In venticinque anni, abbiamo capito che a queste “storielline dopolavoristiche” occorreva contrapporre una rigorosa proposta culturale nella quale riconoscersi singolarmente e come gruppo e, pertanto, occorreva attrezzarsi degli strumenti adatti a concludere (ammesso che si possa concludere mai) quella maturazione, teorica e pratica, che in tanti posti vediamo, ahimè, mancare (e pensiamo al mondo scolastico.)
Così, in questi venticinque anni, fare ritratti è stato guardare il Volto dell’Altro; e rappresentare “il Paesaggio” è stato ricognizione del territorio e dell’ambiente in cui viviamo almeno per dare concretezza al dettato costituzionale; fare Reportage è stato camminare nel mondo (che quando lo fai con gli occhi aperti è ancora l’atto più intriso di eticità di cui abbia esperienza) e denunciare ciò che vive e ciò che muore. E quando abbiamo chiesto al mondo di farci capire dove, come e quando si violava la dignità dell’esistenza umana noi, quelle fotografie che ci hanno mandato, le abbiamo conservato come testimonianza.

*

Son passati venticinque anni di “riflessione” e mi accorgo che questa è la parola giusta sulla quale appuntare quel che resta da fare.
Qualcuno chiederà “Perché, resta ancora qualcosa da fare?”
A mio avviso sì, e molto, anzi moltissimo.
I giovani che stanno frequentando l’ACAF ci dicono con forza che la poesia stenta ad affiorare. Che l’attenzione verso i sentimenti vive la tentazione della distrazione e dell’indifferenza. Che il nostro corpo sta diventando finto.  Che l’immagine alla quale fiduciosamente abbiamo consegnato nuove possibilità di comunicazione sta diventando ambigua, disonesta, forse anche cattiva.
Le nostre Acaffine rispondono riprendendo, allora, l’emozione di altre donne per mettere a fuoco questo disagio ed ogni loro risultato parla con forza e risoluzione;
I nostri Acaffini raccolgono i non luoghi delle nostre città cercando nuove luci per questo nuovo buio che ci circonda.
Insieme gli Acaffini hanno da tempo intuito che oltre il reale davanti ai nostri occhi, c’è un altro reale che intercettiamo al limite della sua percezione, della sua rivelazione, della sua coscienza, e che è possibile rappresentare per dare visibilità alle nuove pulsioni, alle nuove istanze, ai nuovi giorni; e, con l’aiuto di chi ci sta accanto e di chi ci presta ascolto, potere meglio definire per orientarci, per vedere meglio.

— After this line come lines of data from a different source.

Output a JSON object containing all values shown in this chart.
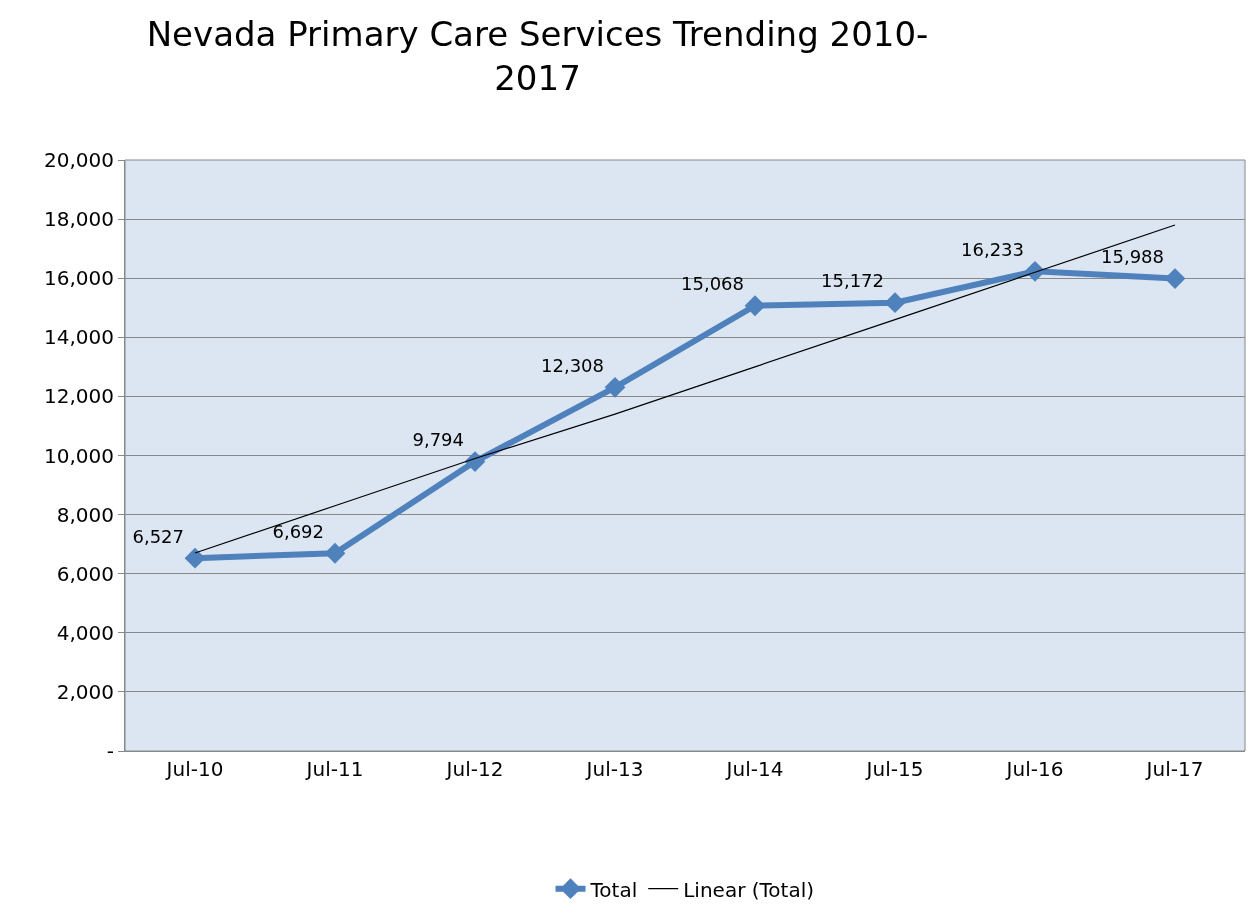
{
  "chart_data": {
    "type": "line",
    "title": "Nevada Primary Care Services Trending 2010-\n2017",
    "categories": [
      "Jul-10",
      "Jul-11",
      "Jul-12",
      "Jul-13",
      "Jul-14",
      "Jul-15",
      "Jul-16",
      "Jul-17"
    ],
    "series": [
      {
        "name": "Total",
        "color": "#4f81bd",
        "marker": "diamond",
        "values": [
          6527,
          6692,
          9794,
          12308,
          15068,
          15172,
          16233,
          15988
        ],
        "value_labels": [
          "6,527",
          "6,692",
          "9,794",
          "12,308",
          "15,068",
          "15,172",
          "16,233",
          "15,988"
        ]
      },
      {
        "name": "Linear (Total)",
        "color": "#000000",
        "marker": "none",
        "values": [
          6700,
          8300,
          9900,
          11400,
          13000,
          14600,
          16200,
          17800
        ]
      }
    ],
    "ylim": [
      0,
      20000
    ],
    "yticks": [
      {
        "value": 0,
        "label": "-"
      },
      {
        "value": 2000,
        "label": "2,000"
      },
      {
        "value": 4000,
        "label": "4,000"
      },
      {
        "value": 6000,
        "label": "6,000"
      },
      {
        "value": 8000,
        "label": "8,000"
      },
      {
        "value": 10000,
        "label": "10,000"
      },
      {
        "value": 12000,
        "label": "12,000"
      },
      {
        "value": 14000,
        "label": "14,000"
      },
      {
        "value": 16000,
        "label": "16,000"
      },
      {
        "value": 18000,
        "label": "18,000"
      },
      {
        "value": 20000,
        "label": "20,000"
      }
    ],
    "grid": "y",
    "legend": "bottom"
  }
}
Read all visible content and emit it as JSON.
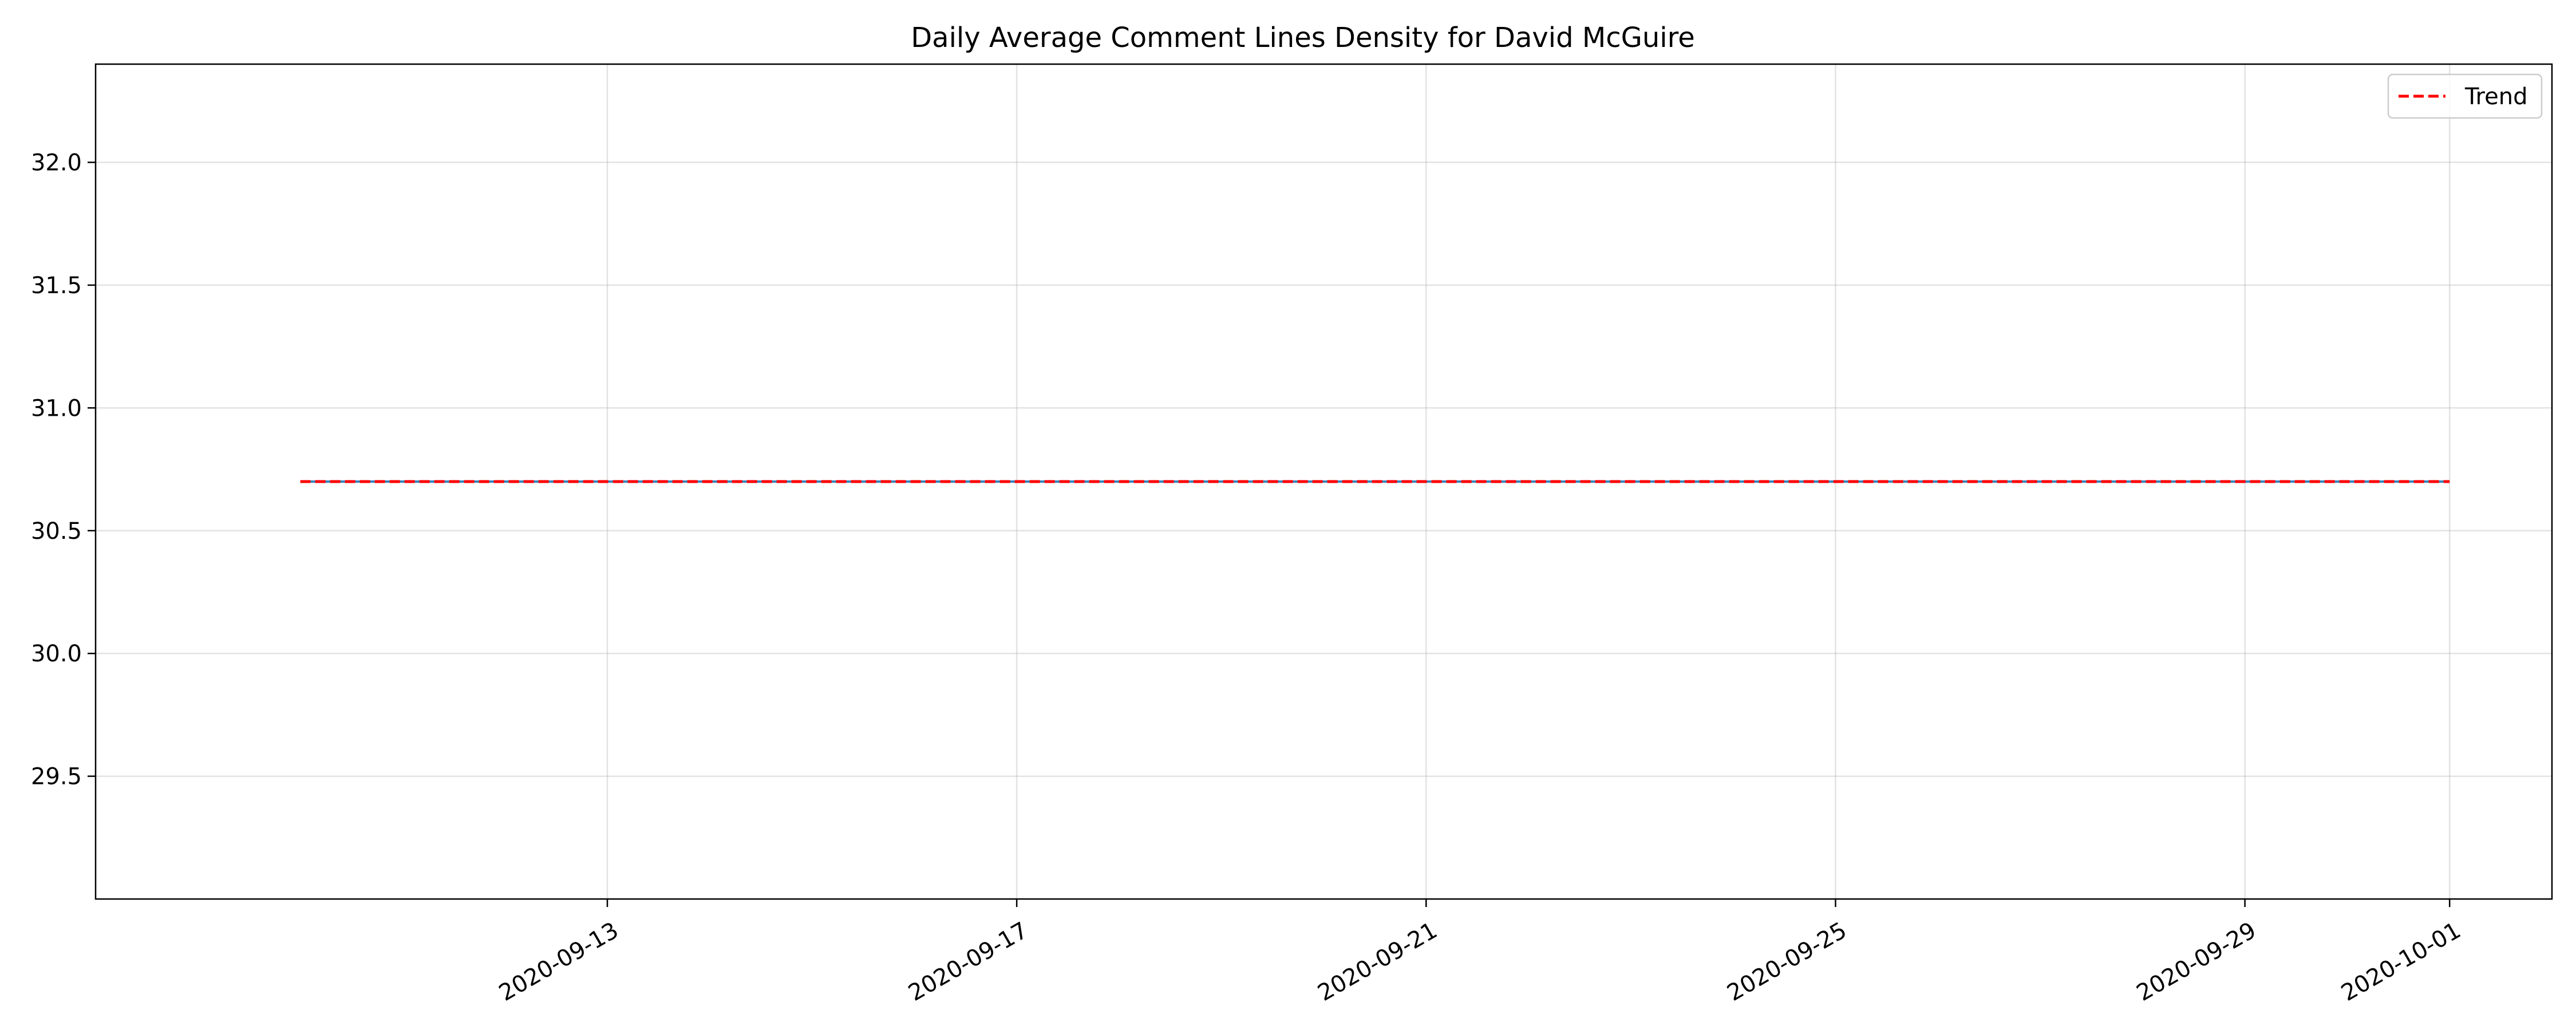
{
  "chart_data": {
    "type": "line",
    "title": "Daily Average Comment Lines Density for David McGuire",
    "xlabel": "",
    "ylabel": "",
    "x_type": "date",
    "xlim": [
      "2020-09-08",
      "2020-10-02"
    ],
    "ylim": [
      29.0,
      32.4
    ],
    "x_ticks": [
      "2020-09-13",
      "2020-09-17",
      "2020-09-21",
      "2020-09-25",
      "2020-09-29",
      "2020-10-01"
    ],
    "y_ticks": [
      29.5,
      30.0,
      30.5,
      31.0,
      31.5,
      32.0
    ],
    "grid": true,
    "legend": {
      "placement": "top-right"
    },
    "series": [
      {
        "type": "line",
        "color": "#1f77b4",
        "style": "solid",
        "x": [
          "2020-09-10",
          "2020-09-14",
          "2020-09-18",
          "2020-09-22",
          "2020-09-26",
          "2020-09-30",
          "2020-10-01"
        ],
        "y": [
          30.7,
          30.7,
          30.7,
          30.7,
          30.7,
          30.7,
          30.7
        ]
      },
      {
        "name": "Trend",
        "type": "line",
        "color": "#ff0000",
        "style": "dashed",
        "x": [
          "2020-09-10",
          "2020-10-01"
        ],
        "y": [
          30.7,
          30.7
        ]
      }
    ]
  }
}
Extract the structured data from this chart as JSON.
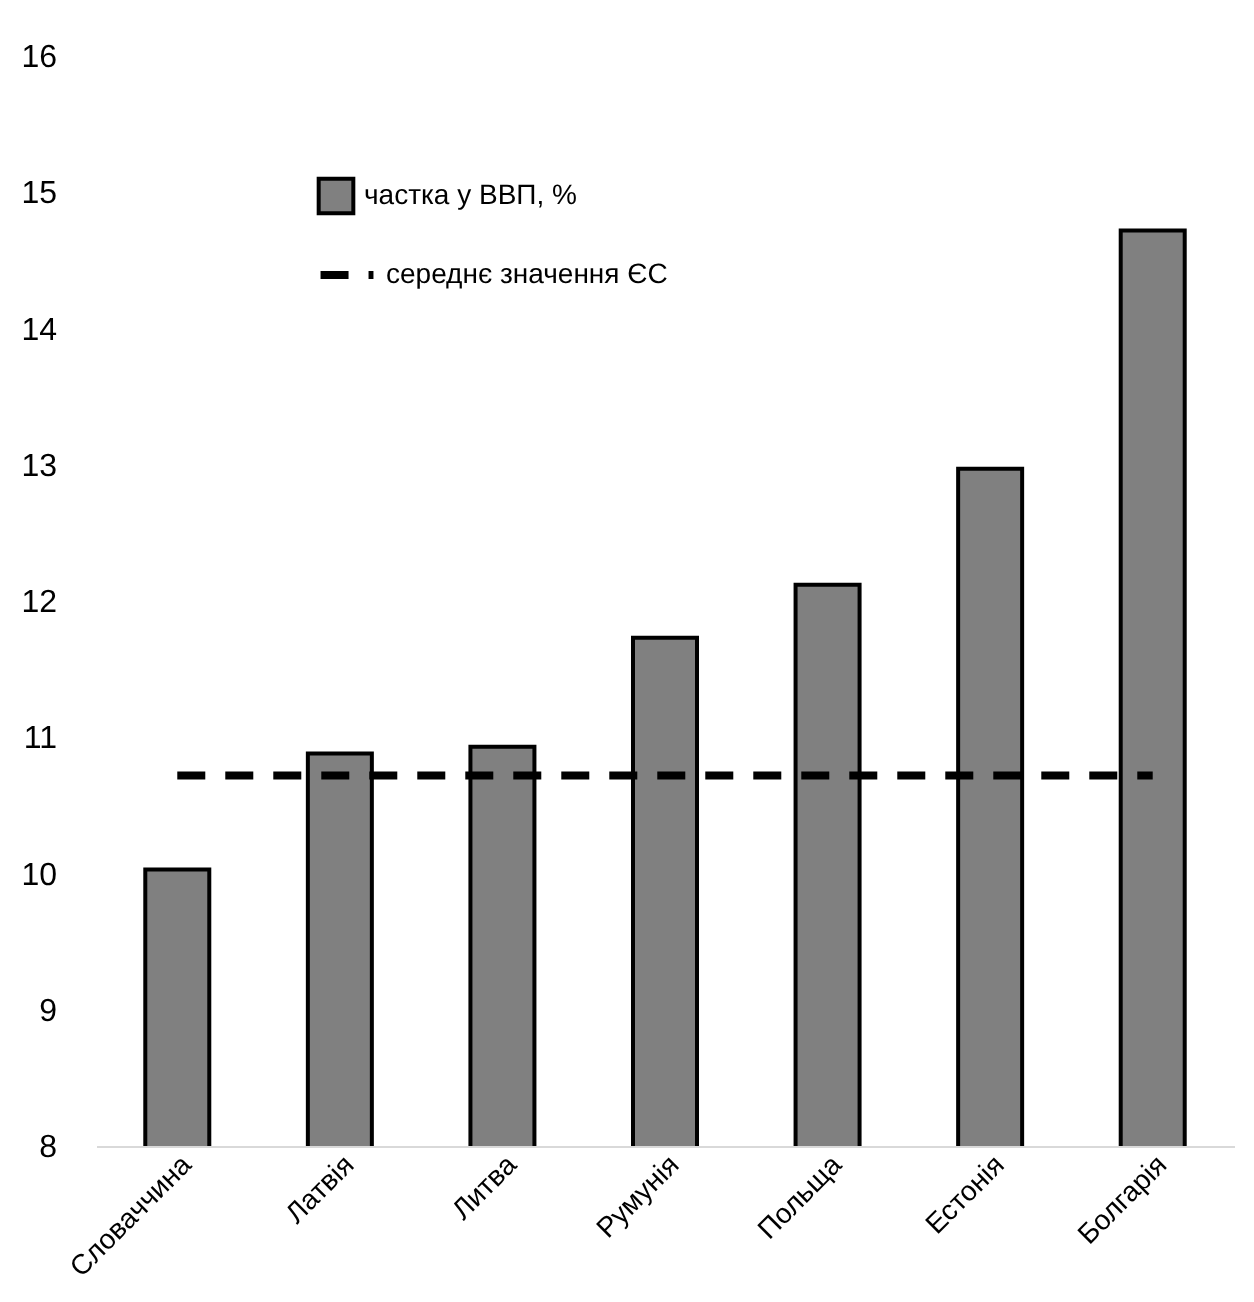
{
  "chart_data": {
    "type": "bar",
    "categories": [
      "Словаччина",
      "Латвія",
      "Литва",
      "Румунія",
      "Польща",
      "Естонія",
      "Болгарія"
    ],
    "series": [
      {
        "name": "частка у ВВП, %",
        "color": "#808080",
        "values": [
          10.03,
          10.88,
          10.93,
          11.73,
          12.12,
          12.97,
          14.72
        ]
      }
    ],
    "ylim": [
      8,
      16
    ],
    "yticks": [
      8,
      9,
      10,
      11,
      12,
      13,
      14,
      15,
      16
    ],
    "grid": false,
    "legend": "top left",
    "ref_lines": [
      {
        "axis": "y",
        "value": 10.72,
        "label": "середнє значення ЄС",
        "color": "#000000",
        "line_style": "dashed"
      }
    ]
  }
}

Andiamo verso il ventiseiesimo anno, quindi, con la convinzione che la fotografia oggi viva “in bilico tra la riaffermazione della propria natura documentaria ed il riconoscimento della sua impossibilità di essere ancora tale” (W. Guadagnini), ma insieme possiamo, anzi dobbiamo, attraversare questi confini, questi ossimori, recuperando alla dignità di un’immagine fissa il privilegio di poter divenire lo spazio della nuova riflessione che incredibilmente, proprio perché umana, passa ancora “per il nostro occhio, per il nostro cervello, per il nostro cuore” (H.C.B.).